Cue admission to paediatric ward. Our baby girl went from almost being sent home by out of hours GP [general practitioner], to being diagnosed with bronchiolitis, to infection, to X-rays, blood tests, swabs, choking, to stopping breathing, turning blue, to tube fed, antibiotics, and needing oxygen assistance, in what seemed like the blink of an eye.

Six “exhausting and lonely” days followed. O’Brien shared her story not to bash the analysis of her daughter’s health provided by the midwife but to encourage parents, above all else, to trust their gut instinct.

Most importantly, O’Brien wanted to commend hospital staff — specifically the nurses — who validated her concerns that something was wrong with her baby. O’Brien thanked the team of nurses for tending to the infant and to the distressed mom as well:

The doctors on the ward were friendly, approachable, and amazing… but the nurses are my heroes!!! 6 days in a room with your poorly newborn is exhausting and lonely!

From the nurses who made sure that I ate to keep up my milk supply…

To the nurses who assured us they’d look after our baby when we couldn’t watch them put a tube up her nose and down her throat…

To the nurses who gave the time to have a conversation with me when I was on my own and you were clearly rushed off your feet (so many babies came in with the same thing that they were nick named, “The Bronchi Babies”)…

O’Brien applauded the nurses who put her and her sick baby’s need ahead of their own:

To the nurses who popped their head in our room just to say, “See you tomorrow!” At the end of your 12hr shift when you could have just grabbed your coat and gone home…

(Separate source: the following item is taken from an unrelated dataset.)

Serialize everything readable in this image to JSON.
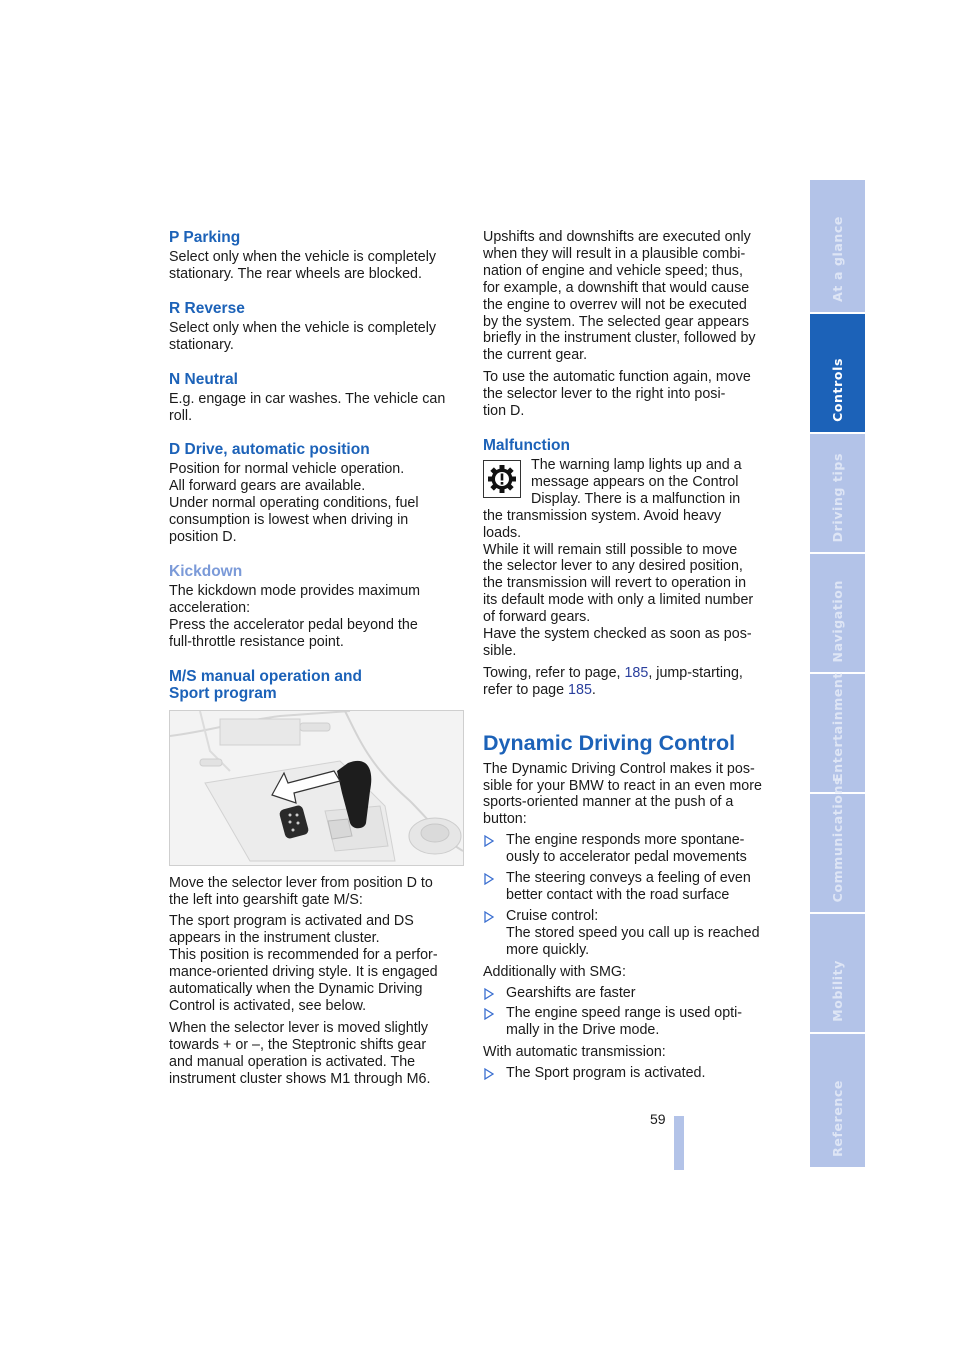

And singled out the nurse that came in bearing much needed caffeine:

To the nurse who came in with a coffee for me when you could see I was exhausted…

O’Brien praised the nurses who saved her baby’s life and the mom’s sanity:

To the nurse who happened to pop her head in to see how she was getting on (when you weren’t even assigned to us that day), but happened to be the same moment she stopped breathing and turned blue. Seriously, forever grateful! ??…

To the nurses who were there during my break downs…

To the nurse who offered to sit with our girl so we could go grab a coffee together and get off the ward for 15 mins…

To the nurses who would watch her when she would get upset and scream when she could smell my milk and I wasn’t allowed to feed her…

O’Brien urged parents to follow through when they are convinced something isn’t right with their children: “Mammas and Pappas, this is a post about trusting your parenting instincts. We are with our babies 24/7 and know when something just isn’t right!”

For O’Brien, having her concerns taken seriously made all the difference, as she wrote:

Thank you SO much for everything that you have done for our daughter over the last week. You really have gone above and beyond your duty of care and we will be forever grateful ❤️

Mega-mom blogger “The Unmumsy Mum,” shared O’Brien’s post, compelling many commenters to share experiences in which nurses had been their saving grace: “We’ve been at GOSH many a time and is always been the nurses that have got me through,” wrote one commenter, in part.

Another shared:

I’ll never ever forget the Midwives, nurses and Drs who helped my little girl when she was born at 31 weeks, and not only helping her, but being a tremendous support to me and my husband and what can only be described as a whirlwind of fear and emotion. They helped us come to terms with our birth; and our wee version of normal. Amazing people. Nurses are all pretty wonderful, but paediatric nurses are something extra special. What strong people. X

Other commenters lauded O’Brien for trusting her inuition: “Well done for listening to your mummy instincts & asking for a second opinion!!”

O’Brien’s message also stood out to those who had been in similar white shoes before: “As a nurse I’d like to thank you for writing this and to tell you it makes a massive difference to our morale!”